Она поняла. Глаза сразу сделались большими и прозрачными.
Немец вылез из машины, не спеша прошелся вокруг нее. Встал на тротуар, широко расставив ноги, снял свою офицерскую фуражку с высокой тульей и провел ладонью по коротко остриженным рыжим волосам.
– Он тебя ждет.
– Хочешь, я скажу, чтобы он убирался? Хочешь?
– А Черный? – спросил я.
– Я не поеду… Не поеду – и все! Могу я хоть на несколько часов распорядиться собой… Эй ты, кретин! – крикнула она офицеру по-венгерски. – Слышишь меня, собачий сын!
Он, глупо улыбаясь, покачал головой: не понимаю!
– Век! Век! (Прочь! Прочь! (нем.) – она махнула ему.
Он, продолжая улыбаться, поднял обе руки и повернулся спиной; видимо, решил, что она запрещает ему смотреть в нашу сторону.

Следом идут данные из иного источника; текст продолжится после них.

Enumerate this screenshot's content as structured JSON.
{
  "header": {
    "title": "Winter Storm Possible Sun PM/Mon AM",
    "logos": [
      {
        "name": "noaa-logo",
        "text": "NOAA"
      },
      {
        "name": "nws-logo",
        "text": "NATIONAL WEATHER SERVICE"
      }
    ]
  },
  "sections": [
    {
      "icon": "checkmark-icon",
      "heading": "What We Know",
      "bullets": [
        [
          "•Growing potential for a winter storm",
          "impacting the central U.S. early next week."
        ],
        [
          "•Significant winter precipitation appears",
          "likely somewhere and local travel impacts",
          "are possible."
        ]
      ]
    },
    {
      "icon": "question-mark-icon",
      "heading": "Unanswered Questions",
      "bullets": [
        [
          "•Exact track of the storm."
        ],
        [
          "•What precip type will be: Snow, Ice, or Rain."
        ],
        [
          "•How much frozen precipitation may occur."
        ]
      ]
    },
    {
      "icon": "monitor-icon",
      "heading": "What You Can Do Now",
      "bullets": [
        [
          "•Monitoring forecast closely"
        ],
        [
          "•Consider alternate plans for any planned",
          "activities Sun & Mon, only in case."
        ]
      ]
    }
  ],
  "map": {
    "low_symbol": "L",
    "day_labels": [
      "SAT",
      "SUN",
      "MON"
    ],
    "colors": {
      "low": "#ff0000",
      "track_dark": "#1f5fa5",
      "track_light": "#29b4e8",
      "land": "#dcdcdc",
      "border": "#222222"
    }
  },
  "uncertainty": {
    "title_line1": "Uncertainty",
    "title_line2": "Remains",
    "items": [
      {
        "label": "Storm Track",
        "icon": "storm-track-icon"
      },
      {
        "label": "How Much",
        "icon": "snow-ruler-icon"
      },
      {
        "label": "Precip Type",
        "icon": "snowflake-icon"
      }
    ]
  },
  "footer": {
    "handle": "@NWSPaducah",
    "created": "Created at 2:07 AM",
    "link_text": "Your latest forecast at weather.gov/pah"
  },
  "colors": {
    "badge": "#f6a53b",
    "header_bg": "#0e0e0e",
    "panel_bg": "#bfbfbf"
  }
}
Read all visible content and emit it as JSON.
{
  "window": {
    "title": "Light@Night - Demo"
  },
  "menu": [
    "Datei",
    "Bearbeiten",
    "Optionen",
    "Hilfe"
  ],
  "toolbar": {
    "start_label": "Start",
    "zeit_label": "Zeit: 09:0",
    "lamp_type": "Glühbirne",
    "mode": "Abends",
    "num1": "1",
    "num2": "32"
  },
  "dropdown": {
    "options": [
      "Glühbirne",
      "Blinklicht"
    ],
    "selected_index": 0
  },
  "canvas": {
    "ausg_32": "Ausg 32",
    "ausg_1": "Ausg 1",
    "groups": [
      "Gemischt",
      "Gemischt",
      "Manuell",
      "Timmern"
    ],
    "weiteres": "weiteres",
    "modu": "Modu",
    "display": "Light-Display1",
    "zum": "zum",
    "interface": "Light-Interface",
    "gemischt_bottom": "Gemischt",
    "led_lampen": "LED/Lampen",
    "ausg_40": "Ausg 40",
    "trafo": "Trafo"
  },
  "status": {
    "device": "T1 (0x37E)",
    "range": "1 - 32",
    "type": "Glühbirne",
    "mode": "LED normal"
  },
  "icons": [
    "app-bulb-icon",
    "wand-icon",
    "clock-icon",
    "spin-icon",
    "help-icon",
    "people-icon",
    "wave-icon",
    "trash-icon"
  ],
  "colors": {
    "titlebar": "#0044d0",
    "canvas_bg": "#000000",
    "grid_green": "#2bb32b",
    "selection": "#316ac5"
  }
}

– Тебе надо ехать, – сказал я глухо. – Ты не простишь мне этого никогда.
– Шани!
– И себе тоже. Так нельзя.
– Неужели мы не имеем права на капельку счастья?
– А он в это время будет умирать?
– Но я же ничем не могу ему помочь! – она негромко всхлипнула. – Ничем!
– Аги!
– Хорошо!.. Хорошо, хорошо, – зашептала она торопливо.- Как ты скажешь, так и будет.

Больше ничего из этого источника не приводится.